Great Zimbabwe - Influential Ancient African City

  • Firstly, Great Zimbabwe remains the best impressive sub-Saharan city because of its defensive walls, stone towers, and stacked boulders.
  • On the contrary, this rock citadel was previously considered as the residence of Queen Sheba but historians say otherwise. As per reports, this region thrived as a capital city during the 13th-15th centuries.
  • In addition, this ancient kingdom controlled over a vast space of present age Mozambique, Zimbabwe, and Botswana.
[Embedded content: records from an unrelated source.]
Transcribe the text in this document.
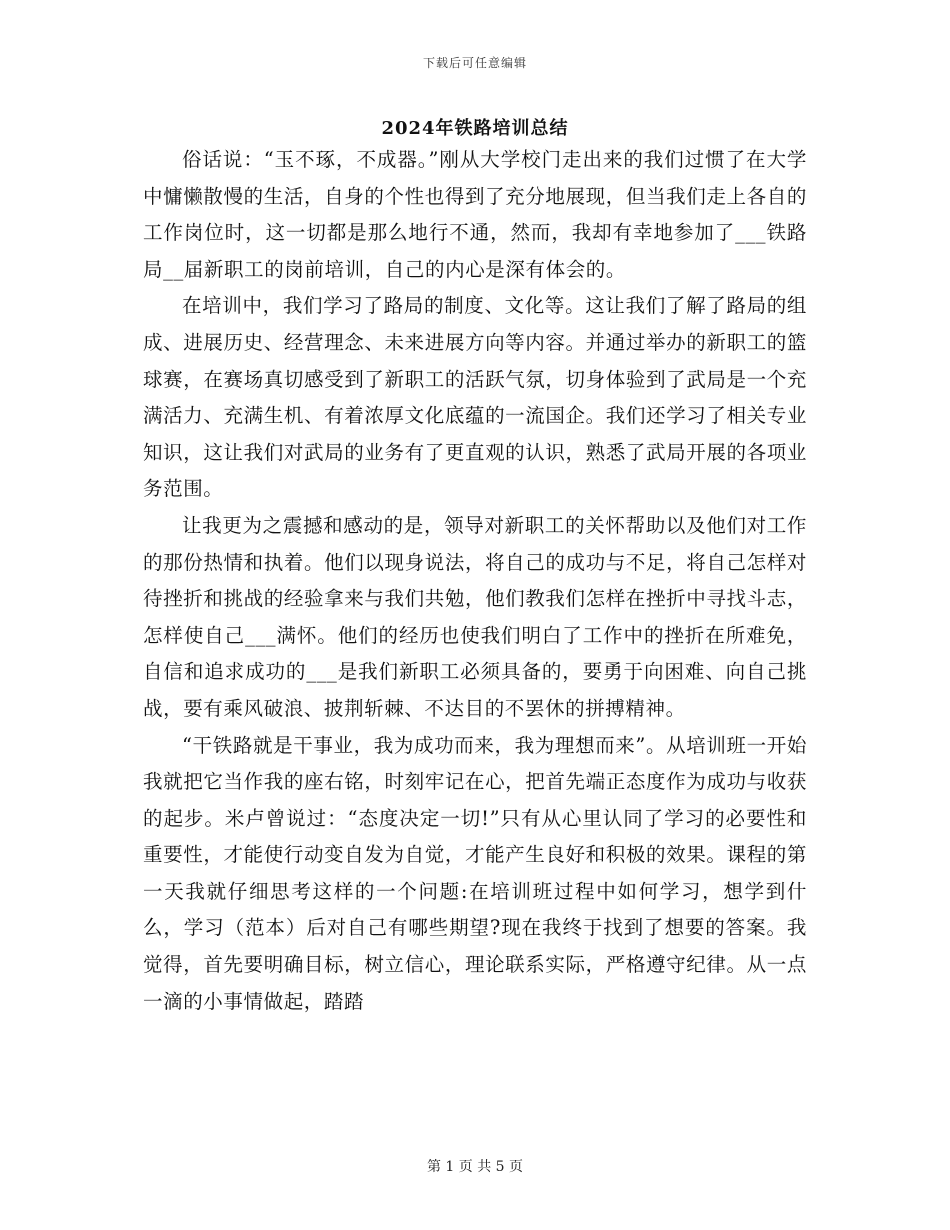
下载后可任意编辑
2024年铁路培训总结

俗话说：“玉不琢，不成器。”刚从大学校门走出来的我们过惯了在大学中慵懒散慢的生活，自身的个性也得到了充分地展现，但当我们走上各自的工作岗位时，这一切都是那么地行不通，然而，我却有幸地参加了___铁路局__届新职工的岗前培训，自己的内心是深有体会的。

在培训中，我们学习了路局的制度、文化等。这让我们了解了路局的组成、进展历史、经营理念、未来进展方向等内容。并通过举办的新职工的篮球赛，在赛场真切感受到了新职工的活跃气氛，切身体验到了武局是一个充满活力、充满生机、有着浓厚文化底蕴的一流国企。我们还学习了相关专业知识，这让我们对武局的业务有了更直观的认识，熟悉了武局开展的各项业务范围。

让我更为之震撼和感动的是，领导对新职工的关怀帮助以及他们对工作的那份热情和执着。他们以现身说法，将自己的成功与不足，将自己怎样对待挫折和挑战的经验拿来与我们共勉，他们教我们怎样在挫折中寻找斗志，怎样使自己___满怀。他们的经历也使我们明白了工作中的挫折在所难免，自信和追求成功的___是我们新职工必须具备的，要勇于向困难、向自己挑战，要有乘风破浪、披荆斩棘、不达目的不罢休的拼搏精神。

“干铁路就是干事业，我为成功而来，我为理想而来”。从培训班一开始我就把它当作我的座右铭，时刻牢记在心，把首先端正态度作为成功与收获的起步。米卢曾说过：“态度决定一切!”只有从心里认同了学习的必要性和重要性，才能使行动变自发为自觉，才能产生良好和积极的效果。课程的第一天我就仔细思考这样的一个问题:在培训班过程中如何学习，想学到什么，学习（范本）后对自己有哪些期望?现在我终于找到了想要的答案。我觉得，首先要明确目标，树立信心，理论联系实际，严格遵守纪律。从一点一滴的小事情做起，踏踏

第 1 页 共 5 页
This place contained precious metals and remained an important trade route.
  • Overall, this fortress city was suddenly abandoned in the 14-15th century.

9

Angkor Thom (Cambodia) - Incredible !

  • The capital city of the ruling Khmer empire between ninth and fifteenth century, Angkor Thom spelled grandeur and opulence.
  • Especially, Angkor Thom served as the most sophisticated capital in Southeast Asia at that time.
  • Furthermore, King Yashovarman I and other subsequent rulers used the vast quantities of wealth and labor to construct mega projects.
  • After its glorious days, Angkor Thom lost the vitality and power when the armies of Ayudhia captured power in 1431. And gradually Angkor Thom was abandoned.
  • Notably, Angkor played dual roles, one as a place of the divine monarch and other as an administration center.
  • Finally, in 1861 century, a French explorer rediscovered this place. It’s believed that 70,000 people inhabited this city once.
  • In addition, Angkor Wat, an imposing temple complex located here attracts millions of tourists every year.

10

Vijayanagar - The City of Victory

  • Astonishingly, the city of Vijayanagar emerged seven centuries ago and lasted an illustrious three centuries. Moreover, this formidable Hindu kingdom ruled parts of Kerala, Tamil Nadu, Karnataka, and Andhra.
  • At present, the kingdom’s ruined capital metropolis of Vijayanagara lies in Karnataka’s Bellary district.
  • Historically, Bukka Raya and Harihara I laid the foundation stone for this magnificent empire in 1336. Furthermore, these two Sangama brothers consolidated their control and then impressively expanded Vijayanagara as a powerful fortress city.
  • Remarkably, this city flourished in unequaled prosperity and peace.
  • Finally, in 1564, the disastrous Battle of Talikota started the decline of this once majestic city.
  • However, currently, Vijayanagar or Hampi sees a steady stream of tourists from all over the world.